Teaching a disparate bunch of people an eclectic mix of foreign languages was never going to be easy, but the founders of online learning platform Duolingo were sure they’d manage. The premise was simple: Use a speaker’s native language to teach the foreign language. So, there are English lessons for Ukrainian, Turkish, and recently, Hindi, Japanese, or Mandarin speakers.

It’s coincidence that barely three months after the Hindi service was launched, the Indian government sparked off a debate over whether Hindi or English should be the official language. Duolingo’s founders, human computation scientist Luis von Ahn and chief technology officer Severin Hacker, are uninterested in the politics of the language debate. What interests them is the fact that India has over 400 million Hindi speakers, and a good proportion of that population wants to learn English.

Launched in June 2012, Duolingo initially offered only European languages. But as users from across the globe began expressing interest in learning languages, the founders expanded into teaching in languages with vastly different scripts and grammars. Today, it has 30 million registered users. Since inception, Duolingo has raised $38 million (Rs 228.6 crore) in capital.

Here’s the thing: Duolingo is entirely free (unlike other online language learning tools such as Rosetta Stone, which charge up to $1,000 for a course). So, how does it make money? By selling translations. Duolingo’s students practice by translating text from websites or blogs. This translated content is then sold to customers such as CNN. Everyone wins: the students get practice, the clients get translations, and Duolingo gets paid.

Apart from being free, Duolingo’s big differentiator is in how it teaches. Online education tends to replicate classroom models, but online users respond differently. “It’s better to come up with something that is native to the Internet,” says von Ahn. “It should feel more like a game. That’s what education on the Internet will look like in future.”

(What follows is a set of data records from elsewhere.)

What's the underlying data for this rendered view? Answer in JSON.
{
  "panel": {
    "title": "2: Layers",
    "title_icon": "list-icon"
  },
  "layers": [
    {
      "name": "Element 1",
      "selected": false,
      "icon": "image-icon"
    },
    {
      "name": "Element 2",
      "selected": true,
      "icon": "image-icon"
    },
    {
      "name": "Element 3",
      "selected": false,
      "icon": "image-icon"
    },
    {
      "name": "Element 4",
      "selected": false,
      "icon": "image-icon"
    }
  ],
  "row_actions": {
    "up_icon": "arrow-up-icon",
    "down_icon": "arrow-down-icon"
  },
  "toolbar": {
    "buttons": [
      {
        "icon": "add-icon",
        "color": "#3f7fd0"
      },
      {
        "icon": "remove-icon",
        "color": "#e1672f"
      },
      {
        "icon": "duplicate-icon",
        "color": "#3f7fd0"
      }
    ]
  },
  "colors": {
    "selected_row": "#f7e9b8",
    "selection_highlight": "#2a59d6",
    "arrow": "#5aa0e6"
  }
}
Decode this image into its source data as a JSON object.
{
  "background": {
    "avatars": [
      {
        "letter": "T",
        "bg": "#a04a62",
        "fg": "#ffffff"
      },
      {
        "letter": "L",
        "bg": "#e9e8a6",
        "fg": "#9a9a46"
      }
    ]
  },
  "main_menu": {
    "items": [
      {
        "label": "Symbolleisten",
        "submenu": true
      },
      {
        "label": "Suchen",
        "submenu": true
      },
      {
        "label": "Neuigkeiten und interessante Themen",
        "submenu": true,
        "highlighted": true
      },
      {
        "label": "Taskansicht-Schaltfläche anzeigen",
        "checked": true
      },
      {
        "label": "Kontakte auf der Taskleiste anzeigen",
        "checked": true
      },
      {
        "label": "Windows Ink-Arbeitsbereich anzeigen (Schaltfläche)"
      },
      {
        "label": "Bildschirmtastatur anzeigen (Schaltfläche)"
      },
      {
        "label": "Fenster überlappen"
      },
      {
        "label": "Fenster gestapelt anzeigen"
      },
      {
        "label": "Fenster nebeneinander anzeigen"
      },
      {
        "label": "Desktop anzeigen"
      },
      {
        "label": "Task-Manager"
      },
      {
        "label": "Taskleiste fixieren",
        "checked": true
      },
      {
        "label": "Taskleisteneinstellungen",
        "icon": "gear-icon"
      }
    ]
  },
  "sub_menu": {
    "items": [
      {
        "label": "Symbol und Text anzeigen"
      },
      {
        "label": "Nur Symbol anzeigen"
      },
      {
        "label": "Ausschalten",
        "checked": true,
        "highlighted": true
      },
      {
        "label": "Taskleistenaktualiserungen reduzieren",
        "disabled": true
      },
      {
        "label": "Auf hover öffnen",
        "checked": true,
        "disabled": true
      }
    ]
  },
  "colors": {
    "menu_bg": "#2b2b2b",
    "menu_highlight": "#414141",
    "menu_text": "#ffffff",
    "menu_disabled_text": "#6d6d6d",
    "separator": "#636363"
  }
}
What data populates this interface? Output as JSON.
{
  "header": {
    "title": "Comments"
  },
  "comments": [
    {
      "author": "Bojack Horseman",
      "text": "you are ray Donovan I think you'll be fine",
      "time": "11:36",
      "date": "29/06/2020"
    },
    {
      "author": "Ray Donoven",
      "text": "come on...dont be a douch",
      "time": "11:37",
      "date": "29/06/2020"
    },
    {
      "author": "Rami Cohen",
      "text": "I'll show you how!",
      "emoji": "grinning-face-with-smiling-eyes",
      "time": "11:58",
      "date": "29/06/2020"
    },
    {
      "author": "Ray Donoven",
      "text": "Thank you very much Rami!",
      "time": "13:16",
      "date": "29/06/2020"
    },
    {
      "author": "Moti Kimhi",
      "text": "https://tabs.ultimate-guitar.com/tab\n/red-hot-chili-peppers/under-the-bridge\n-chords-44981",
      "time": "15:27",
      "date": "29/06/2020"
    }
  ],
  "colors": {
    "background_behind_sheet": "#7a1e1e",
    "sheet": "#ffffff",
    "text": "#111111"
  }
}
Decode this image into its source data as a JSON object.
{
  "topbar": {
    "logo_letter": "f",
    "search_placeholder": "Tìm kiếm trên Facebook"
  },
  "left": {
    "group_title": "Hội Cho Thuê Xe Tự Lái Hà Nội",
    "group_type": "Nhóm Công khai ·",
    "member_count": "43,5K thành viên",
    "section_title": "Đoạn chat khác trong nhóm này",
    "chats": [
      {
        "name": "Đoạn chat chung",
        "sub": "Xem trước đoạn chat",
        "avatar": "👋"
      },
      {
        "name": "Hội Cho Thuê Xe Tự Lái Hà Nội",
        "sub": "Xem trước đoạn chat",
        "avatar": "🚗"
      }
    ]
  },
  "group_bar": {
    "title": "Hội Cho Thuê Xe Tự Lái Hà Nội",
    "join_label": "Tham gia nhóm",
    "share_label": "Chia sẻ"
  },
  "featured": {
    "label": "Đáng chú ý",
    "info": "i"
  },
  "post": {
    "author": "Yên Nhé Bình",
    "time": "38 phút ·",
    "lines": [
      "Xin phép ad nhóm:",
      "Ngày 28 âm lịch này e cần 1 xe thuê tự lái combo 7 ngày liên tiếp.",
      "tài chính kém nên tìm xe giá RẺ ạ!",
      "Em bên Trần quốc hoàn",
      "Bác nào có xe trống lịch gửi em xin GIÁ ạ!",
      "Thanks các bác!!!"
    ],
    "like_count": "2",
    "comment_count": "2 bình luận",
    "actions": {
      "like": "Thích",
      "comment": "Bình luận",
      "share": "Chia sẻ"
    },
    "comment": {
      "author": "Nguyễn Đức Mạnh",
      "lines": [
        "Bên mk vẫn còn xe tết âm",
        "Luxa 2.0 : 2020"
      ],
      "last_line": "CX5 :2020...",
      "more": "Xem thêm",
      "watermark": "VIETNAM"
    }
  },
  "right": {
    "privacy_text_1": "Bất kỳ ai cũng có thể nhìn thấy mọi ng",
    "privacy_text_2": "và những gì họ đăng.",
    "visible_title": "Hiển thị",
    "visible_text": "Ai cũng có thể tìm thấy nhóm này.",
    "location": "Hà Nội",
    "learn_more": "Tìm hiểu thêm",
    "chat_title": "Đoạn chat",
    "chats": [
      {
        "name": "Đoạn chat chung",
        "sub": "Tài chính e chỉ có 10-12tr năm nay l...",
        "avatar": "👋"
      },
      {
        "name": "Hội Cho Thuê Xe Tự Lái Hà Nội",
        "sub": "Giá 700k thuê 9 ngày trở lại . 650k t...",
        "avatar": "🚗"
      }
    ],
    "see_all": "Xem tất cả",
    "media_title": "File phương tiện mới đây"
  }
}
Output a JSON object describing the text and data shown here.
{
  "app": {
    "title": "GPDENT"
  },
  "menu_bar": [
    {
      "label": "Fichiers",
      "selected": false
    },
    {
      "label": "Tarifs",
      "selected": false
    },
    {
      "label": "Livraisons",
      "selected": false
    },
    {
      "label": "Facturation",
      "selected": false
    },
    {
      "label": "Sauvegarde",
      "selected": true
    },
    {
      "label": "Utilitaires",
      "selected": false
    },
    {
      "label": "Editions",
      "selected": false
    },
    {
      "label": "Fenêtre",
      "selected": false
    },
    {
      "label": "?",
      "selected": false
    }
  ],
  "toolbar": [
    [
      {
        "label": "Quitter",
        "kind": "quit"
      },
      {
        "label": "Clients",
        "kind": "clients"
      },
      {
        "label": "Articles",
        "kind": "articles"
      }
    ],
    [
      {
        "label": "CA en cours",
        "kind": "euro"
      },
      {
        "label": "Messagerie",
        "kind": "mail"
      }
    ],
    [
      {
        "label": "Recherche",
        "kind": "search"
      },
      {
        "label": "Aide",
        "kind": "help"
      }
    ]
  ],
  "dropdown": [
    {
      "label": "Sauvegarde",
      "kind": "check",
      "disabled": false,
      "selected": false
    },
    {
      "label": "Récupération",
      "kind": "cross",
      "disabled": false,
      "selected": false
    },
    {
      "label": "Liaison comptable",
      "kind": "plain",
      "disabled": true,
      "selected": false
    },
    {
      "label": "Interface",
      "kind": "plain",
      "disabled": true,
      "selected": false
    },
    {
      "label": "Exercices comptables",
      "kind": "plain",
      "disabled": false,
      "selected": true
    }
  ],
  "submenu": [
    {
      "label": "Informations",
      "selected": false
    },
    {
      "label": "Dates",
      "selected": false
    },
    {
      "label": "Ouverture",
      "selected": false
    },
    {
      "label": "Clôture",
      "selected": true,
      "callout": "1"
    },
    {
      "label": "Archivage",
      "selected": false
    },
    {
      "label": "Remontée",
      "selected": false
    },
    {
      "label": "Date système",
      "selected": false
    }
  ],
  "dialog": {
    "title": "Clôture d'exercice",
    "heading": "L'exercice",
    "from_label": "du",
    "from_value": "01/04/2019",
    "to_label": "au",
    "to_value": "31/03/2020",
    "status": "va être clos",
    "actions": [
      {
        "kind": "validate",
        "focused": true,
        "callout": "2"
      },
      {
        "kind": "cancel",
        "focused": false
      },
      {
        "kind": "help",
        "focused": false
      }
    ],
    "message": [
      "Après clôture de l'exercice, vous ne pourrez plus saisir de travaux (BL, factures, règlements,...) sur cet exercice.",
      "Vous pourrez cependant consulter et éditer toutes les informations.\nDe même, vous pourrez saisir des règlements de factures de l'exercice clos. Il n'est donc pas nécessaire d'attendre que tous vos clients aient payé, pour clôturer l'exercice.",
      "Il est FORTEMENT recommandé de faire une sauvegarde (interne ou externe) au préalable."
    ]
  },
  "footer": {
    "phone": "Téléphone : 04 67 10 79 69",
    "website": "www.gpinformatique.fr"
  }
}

It works like this. At first, all users are given the same type of exercises. Over time, Duolingo learns what a user is good at, and figures out the best lesson for that person. It tries new things on a fraction of users to validate performance. For example, should plurals be taught first or adjectives? “We teach one half plurals before adjectives, and the other adjectives first, and track both,” says von Ahn. Depending on which sample fares better, Duolingo decides what to teach first.

Von Ahn is no stranger to the Internet. In 2000, he co-founded Captcha, now a standard response test where users type a word while logging in to prove they are human. His team went on to create reCaptcha: While users are authenticating themselves as human, they are also helping digitise books. Typically, digitisation projects scan pages of books, which a program then deciphers. It fails to recognise some words, and those are the words that reCaptcha gives Captcha users. This has helped in digitising 2 million books a year.

Now, von Ahn wants to improve the completion rate of online language courses, currently around 2%. Offline courses fare better because of parental or faculty pressures. He hopes Duolingo’s Internet-focussed approach will change things.